In Bremen ist die Verkehrssicherheit ein wichtiges Thema, das die Stadt und ihre Bürger stets beschäftigt. Am 15. April 2026 wurden mobile Radarfallen an sechs verschiedenen Standorten gemeldet, um die Geschwindigkeit der Fahrzeuge zu kontrollieren und somit die Sicherheit im Straßenverkehr zu erhöhen. Die Gefahrenlage im Straßenverkehr kann sich schnell ändern, weshalb die mobilen Radarkontrollen flexibel angepasst werden können, um den aktuellen Gegebenheiten Rechnung zu tragen.
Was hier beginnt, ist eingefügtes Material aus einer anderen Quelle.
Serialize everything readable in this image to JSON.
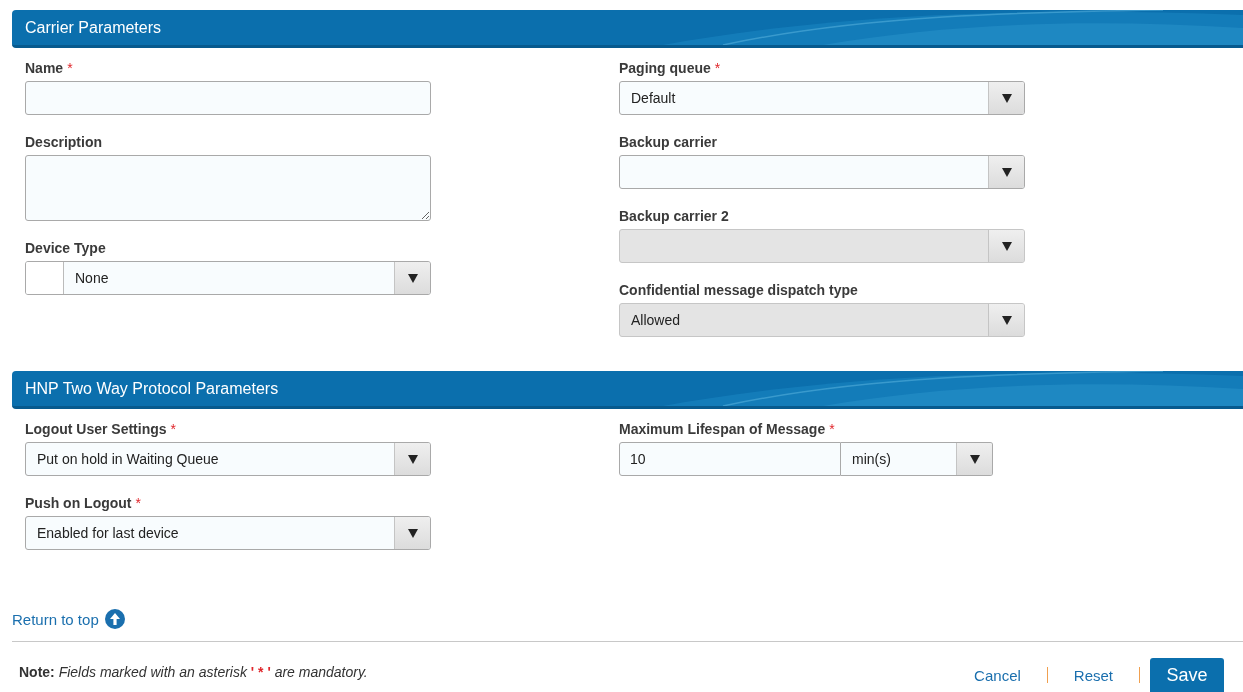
{
  "sections": [
    {
      "title": "Carrier Parameters",
      "columns": [
        [
          {
            "kind": "text",
            "label": "Name",
            "mark": "*",
            "disabled": false
          },
          {
            "kind": "textarea",
            "label": "Description",
            "disabled": false
          },
          {
            "kind": "select_icon",
            "label": "Device Type",
            "value": "None",
            "disabled": false
          }
        ],
        [
          {
            "kind": "select",
            "label": "Paging queue",
            "mark": "*",
            "value": "Default",
            "disabled": false
          },
          {
            "kind": "select",
            "label": "Backup carrier",
            "disabled": false
          },
          {
            "kind": "select",
            "label": "Backup carrier 2",
            "disabled": true
          },
          {
            "kind": "select",
            "label": "Confidential message dispatch type",
            "value": "Allowed",
            "disabled": true
          }
        ]
      ]
    },
    {
      "title": "HNP Two Way Protocol Parameters",
      "columns": [
        [
          {
            "kind": "select",
            "label": "Logout User Settings",
            "mark": "*",
            "value": "Put on hold in Waiting Queue",
            "disabled": false
          },
          {
            "kind": "select",
            "label": "Push on Logout",
            "mark": "*",
            "value": "Enabled for last device",
            "disabled": false
          }
        ],
        [
          {
            "kind": "number_unit",
            "label": "Maximum Lifespan of Message",
            "mark": "*",
            "value": "10",
            "unit": "min(s)",
            "disabled": false
          }
        ]
      ]
    }
  ],
  "return_link": "Return to top",
  "note": {
    "label": "Note:",
    "before": "Fields marked with an asterisk",
    "marker": "' * '",
    "after": "are mandatory."
  },
  "actions": [
    {
      "label": "Cancel",
      "kind": "link"
    },
    {
      "label": "Reset",
      "kind": "link"
    },
    {
      "label": "Save",
      "kind": "primary"
    }
  ]
}
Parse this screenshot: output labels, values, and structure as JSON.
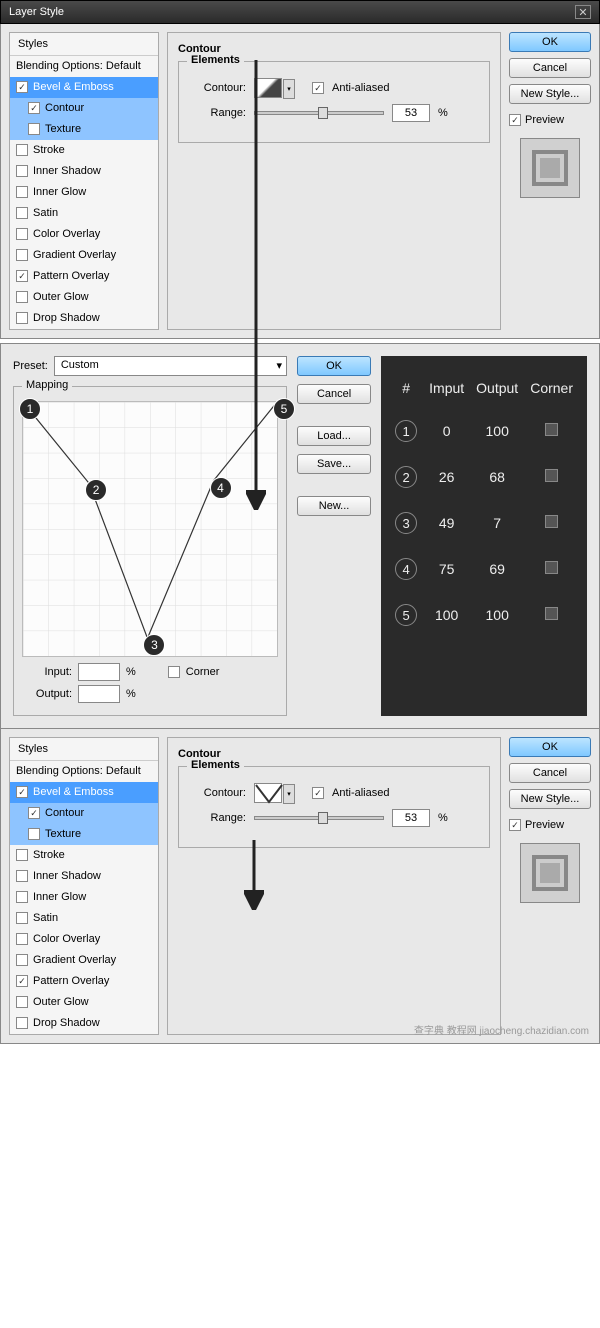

Die Standorte für die Geschwindigkeitsmessungen am besagten Tag sind vielseitig. Dazu zählen die Oldenburger Straße in Bremen-Süd, die Osterholzer Landstraße in Bremen-Ost, der Autobahnzubringer Hemelingen sowie die Graubündener Straße und die Ludwig-Plate-Straße. Die Tempolimits variieren zwischen 30 und 60 km/h, was zeigt, dass die Stadt darauf abzielt, die Geschwindigkeitsbegrenzungen an besonders sensiblen Stellen durchzusetzen. Die Messungen sind schnell und unkompliziert durchführbar und nutzen Technologien, die denen stationärer Blitzer ähneln, um mit Radarstrahlen oder Lichtsignalen Geschwindigkeitsübertretungen festzuhalten.

Standorte und Tempolimits

  • Oldenburger Straße: 60 km/h, 19:56 Uhr
  • Osterholzer Landstraße (Ellener Feld): 30 km/h, 18:36 Uhr
  • Osterholzer Landstraße (Ellenerbrok-Schevemoor): 50 km/h, 18:21 Uhr
  • Autobahnzubringer Hemelingen: 50 km/h, 17:50 Uhr
  • Graubündener Straße (Bereich Kindertagesheim): 30 km/h, 16:49 Uhr
  • Ludwig-Plate-Straße: 30 km/h, 15:16 Uhr

Doch Bremen ist nicht nur am 15. April aktiv, auch bereits am 8. April 2026 wurden mobile Radarfallen an zwei weiteren Standorten eingesetzt. Diese befanden sich ebenfalls auf der Osterholzer Landstraße, wo ein Tempolimit von 30 km/h galt, sowie in der Martensstraße in Sebaldsbrück mit einem noch strikteren Limit von 20 km/h. Diese Maßnahmen zielen darauf ab, die Einhaltung der Geschwindigkeitsbegrenzungen zu fördern und die Verkehrssicherheit zu verbessern, insbesondere in Wohngebieten und in der Nähe von Schulen.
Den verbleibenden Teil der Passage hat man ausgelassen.